- Status: Unrecognized state
- Government: Republic
- • Established: 1867
- • Disestablished: 1868
| Preceded by | Succeeded by |
| / Rupert's Land | Rupert's Land / |
- Today part of: Manitoba, Canada

= Republic of Manitobah =

Short-lived unrecognized republic in present-day Canada

The Republic of Manitobah was a short-lived, unrecognized state founded in June 1867 by Thomas Spence at the town of Portage la Prairie in what is now the Canadian province of Manitoba.

== History ==

In the mid-19th century, the future province of Manitoba was still part of Rupert's Land, a territory owned by the Hudson's Bay Company (HBC).

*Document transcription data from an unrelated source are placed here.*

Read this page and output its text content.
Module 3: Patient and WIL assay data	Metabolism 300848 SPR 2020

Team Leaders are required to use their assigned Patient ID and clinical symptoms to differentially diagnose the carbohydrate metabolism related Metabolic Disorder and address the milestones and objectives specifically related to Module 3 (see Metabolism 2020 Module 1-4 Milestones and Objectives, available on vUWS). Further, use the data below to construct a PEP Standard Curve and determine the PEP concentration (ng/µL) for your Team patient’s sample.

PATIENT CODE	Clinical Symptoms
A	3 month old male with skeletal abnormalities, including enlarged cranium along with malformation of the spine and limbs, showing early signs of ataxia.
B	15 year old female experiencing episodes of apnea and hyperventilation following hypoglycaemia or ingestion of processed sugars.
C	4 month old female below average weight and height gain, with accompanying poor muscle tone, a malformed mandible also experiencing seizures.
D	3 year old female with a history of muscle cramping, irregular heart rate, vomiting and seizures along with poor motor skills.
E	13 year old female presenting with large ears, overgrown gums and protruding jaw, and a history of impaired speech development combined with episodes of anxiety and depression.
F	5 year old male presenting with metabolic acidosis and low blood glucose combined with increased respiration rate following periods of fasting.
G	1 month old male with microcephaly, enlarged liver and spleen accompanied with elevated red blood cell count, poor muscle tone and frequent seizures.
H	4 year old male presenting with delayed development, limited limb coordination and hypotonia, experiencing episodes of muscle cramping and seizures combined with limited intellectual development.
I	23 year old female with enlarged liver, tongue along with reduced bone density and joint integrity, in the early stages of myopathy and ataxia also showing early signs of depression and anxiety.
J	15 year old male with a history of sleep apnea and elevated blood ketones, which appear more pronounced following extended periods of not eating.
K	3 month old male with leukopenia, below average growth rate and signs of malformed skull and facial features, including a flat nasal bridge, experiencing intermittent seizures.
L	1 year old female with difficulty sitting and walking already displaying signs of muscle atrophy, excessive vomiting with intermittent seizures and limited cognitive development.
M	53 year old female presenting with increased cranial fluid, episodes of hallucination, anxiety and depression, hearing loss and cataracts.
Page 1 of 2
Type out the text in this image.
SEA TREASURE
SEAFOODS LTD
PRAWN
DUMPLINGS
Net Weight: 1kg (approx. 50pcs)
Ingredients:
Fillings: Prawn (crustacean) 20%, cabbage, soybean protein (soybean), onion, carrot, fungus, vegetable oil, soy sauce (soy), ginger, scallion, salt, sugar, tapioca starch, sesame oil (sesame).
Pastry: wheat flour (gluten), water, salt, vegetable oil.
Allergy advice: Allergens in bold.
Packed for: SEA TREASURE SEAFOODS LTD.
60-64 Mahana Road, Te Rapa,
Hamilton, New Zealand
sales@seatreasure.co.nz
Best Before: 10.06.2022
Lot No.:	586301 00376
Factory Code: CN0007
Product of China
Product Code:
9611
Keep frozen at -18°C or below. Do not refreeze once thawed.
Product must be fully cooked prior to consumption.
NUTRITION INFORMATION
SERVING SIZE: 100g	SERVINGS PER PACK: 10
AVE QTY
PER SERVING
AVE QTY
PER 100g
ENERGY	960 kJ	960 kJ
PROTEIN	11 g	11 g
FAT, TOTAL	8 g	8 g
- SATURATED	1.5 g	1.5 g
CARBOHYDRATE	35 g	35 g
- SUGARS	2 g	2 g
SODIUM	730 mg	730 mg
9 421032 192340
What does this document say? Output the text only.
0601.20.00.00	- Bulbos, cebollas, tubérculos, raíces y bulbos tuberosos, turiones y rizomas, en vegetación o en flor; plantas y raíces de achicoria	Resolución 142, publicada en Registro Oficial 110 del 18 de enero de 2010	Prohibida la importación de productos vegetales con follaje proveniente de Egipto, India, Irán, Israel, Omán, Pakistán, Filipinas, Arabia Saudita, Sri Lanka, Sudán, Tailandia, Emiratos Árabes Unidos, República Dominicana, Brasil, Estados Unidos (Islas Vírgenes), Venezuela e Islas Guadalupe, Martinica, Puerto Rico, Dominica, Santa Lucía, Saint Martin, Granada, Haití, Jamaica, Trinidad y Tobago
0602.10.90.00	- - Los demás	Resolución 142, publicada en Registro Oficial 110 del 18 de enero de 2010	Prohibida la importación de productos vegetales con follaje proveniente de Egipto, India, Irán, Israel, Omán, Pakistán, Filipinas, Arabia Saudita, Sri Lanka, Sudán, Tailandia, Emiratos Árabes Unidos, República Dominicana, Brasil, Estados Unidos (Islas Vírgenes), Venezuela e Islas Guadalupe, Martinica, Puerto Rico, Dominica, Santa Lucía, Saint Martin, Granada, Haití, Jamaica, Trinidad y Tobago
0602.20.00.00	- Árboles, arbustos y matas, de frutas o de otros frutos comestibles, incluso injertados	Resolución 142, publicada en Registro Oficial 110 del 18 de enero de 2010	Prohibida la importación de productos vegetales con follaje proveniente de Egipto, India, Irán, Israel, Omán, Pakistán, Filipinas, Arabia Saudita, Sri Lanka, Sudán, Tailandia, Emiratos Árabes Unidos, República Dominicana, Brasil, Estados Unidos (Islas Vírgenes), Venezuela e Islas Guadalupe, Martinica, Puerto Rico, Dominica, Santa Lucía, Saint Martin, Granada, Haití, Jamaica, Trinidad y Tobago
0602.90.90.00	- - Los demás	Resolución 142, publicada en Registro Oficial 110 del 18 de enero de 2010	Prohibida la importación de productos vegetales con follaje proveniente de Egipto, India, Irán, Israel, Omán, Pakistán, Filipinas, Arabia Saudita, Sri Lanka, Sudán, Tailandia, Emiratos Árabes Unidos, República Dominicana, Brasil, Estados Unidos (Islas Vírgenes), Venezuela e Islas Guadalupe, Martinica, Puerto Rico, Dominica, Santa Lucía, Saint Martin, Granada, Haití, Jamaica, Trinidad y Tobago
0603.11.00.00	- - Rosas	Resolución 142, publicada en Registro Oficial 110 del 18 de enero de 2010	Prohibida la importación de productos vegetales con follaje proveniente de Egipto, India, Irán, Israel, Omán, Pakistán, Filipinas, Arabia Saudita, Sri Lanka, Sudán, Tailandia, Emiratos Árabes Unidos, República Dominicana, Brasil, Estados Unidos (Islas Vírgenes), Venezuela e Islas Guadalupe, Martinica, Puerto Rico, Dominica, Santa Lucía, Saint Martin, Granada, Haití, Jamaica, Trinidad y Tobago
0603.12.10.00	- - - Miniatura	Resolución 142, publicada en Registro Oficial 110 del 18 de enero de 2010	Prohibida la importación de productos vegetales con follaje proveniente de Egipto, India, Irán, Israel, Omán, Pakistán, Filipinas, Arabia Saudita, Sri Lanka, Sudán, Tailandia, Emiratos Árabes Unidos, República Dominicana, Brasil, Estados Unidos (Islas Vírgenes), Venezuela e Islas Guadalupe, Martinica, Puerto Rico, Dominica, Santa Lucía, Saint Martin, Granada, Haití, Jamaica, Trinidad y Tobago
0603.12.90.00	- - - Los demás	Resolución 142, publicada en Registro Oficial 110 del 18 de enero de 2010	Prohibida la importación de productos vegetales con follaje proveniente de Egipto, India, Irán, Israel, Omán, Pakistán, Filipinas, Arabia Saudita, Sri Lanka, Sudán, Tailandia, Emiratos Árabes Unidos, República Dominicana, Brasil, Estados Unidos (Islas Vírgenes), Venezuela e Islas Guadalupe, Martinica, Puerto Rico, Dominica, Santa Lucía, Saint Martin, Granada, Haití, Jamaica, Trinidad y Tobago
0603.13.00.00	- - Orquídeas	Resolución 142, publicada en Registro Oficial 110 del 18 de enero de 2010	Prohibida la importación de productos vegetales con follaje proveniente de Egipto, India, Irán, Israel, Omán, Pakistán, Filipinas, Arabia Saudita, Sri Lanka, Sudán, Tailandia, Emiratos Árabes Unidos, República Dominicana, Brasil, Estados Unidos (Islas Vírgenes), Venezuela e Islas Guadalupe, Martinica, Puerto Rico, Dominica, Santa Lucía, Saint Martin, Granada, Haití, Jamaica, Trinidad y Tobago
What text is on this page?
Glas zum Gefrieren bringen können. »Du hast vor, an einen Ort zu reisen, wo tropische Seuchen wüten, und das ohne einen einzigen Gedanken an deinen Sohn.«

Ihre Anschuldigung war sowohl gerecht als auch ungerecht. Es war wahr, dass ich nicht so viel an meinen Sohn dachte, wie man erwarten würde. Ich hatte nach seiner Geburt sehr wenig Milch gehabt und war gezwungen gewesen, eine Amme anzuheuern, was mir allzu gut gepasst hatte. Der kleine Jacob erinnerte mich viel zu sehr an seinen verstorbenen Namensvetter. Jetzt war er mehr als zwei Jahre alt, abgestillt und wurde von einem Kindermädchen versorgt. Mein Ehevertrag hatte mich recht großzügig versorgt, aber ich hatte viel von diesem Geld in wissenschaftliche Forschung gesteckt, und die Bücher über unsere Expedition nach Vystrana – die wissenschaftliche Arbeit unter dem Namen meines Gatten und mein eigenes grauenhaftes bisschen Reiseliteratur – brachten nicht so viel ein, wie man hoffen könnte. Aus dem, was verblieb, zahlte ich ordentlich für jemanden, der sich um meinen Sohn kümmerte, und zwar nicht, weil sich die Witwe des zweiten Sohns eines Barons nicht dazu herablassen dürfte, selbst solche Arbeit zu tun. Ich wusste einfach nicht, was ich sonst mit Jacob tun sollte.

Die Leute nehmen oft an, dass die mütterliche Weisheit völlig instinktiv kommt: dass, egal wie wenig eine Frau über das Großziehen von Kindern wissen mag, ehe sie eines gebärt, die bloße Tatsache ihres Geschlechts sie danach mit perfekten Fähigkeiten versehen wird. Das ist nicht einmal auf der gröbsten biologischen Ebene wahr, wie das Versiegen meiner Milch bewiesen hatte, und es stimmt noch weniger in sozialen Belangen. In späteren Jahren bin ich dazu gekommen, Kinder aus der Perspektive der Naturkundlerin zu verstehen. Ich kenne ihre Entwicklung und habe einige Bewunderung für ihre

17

By 1858, the population of the Portage community had developed to the point where the necessity of municipal corporation became evident. As Portage la Prairie had no government, laws or taxation at the time, Spence and a group of local settlers formed a provisional government in January 1868, first calling it the Republic of Caledonia before changing the name later to the Republic of Manitobah, after a local lake. The following month, Spence and his group wrote to the British Colonial Office asking for the republic to be recognized as a political entity, but there was no reply.

=== Demise ===

The republic never had clearly defined borders, and could not persuade local HBC traders to pay their taxes. By late spring 1868, the republic had been informed by the Colonial Office in London that its government had no power. The republic's problems were compounded by a botched libel trial over accusations of the misappropriation of tax funds. The Republic of Manitobah collapsed before it had a chance to blossom.

Thomas Spence served in the council for Louis Riel’s provisional government, whose actions led to the formation of the Province of Manitoba within Canada on July 15, 1870.

== Legacy ==
Thomas Spence was the first person to use the word Manitoba in reference to both the lake and surrounding territory; so, while the government dissolved, the name Manitoba remains to this day.

The story of the Republic of Manitobah was made into a humorous animated short, called Spence's Republic, by the National Film Board of Canada in 1978, as a part of the Canada Vignettes series.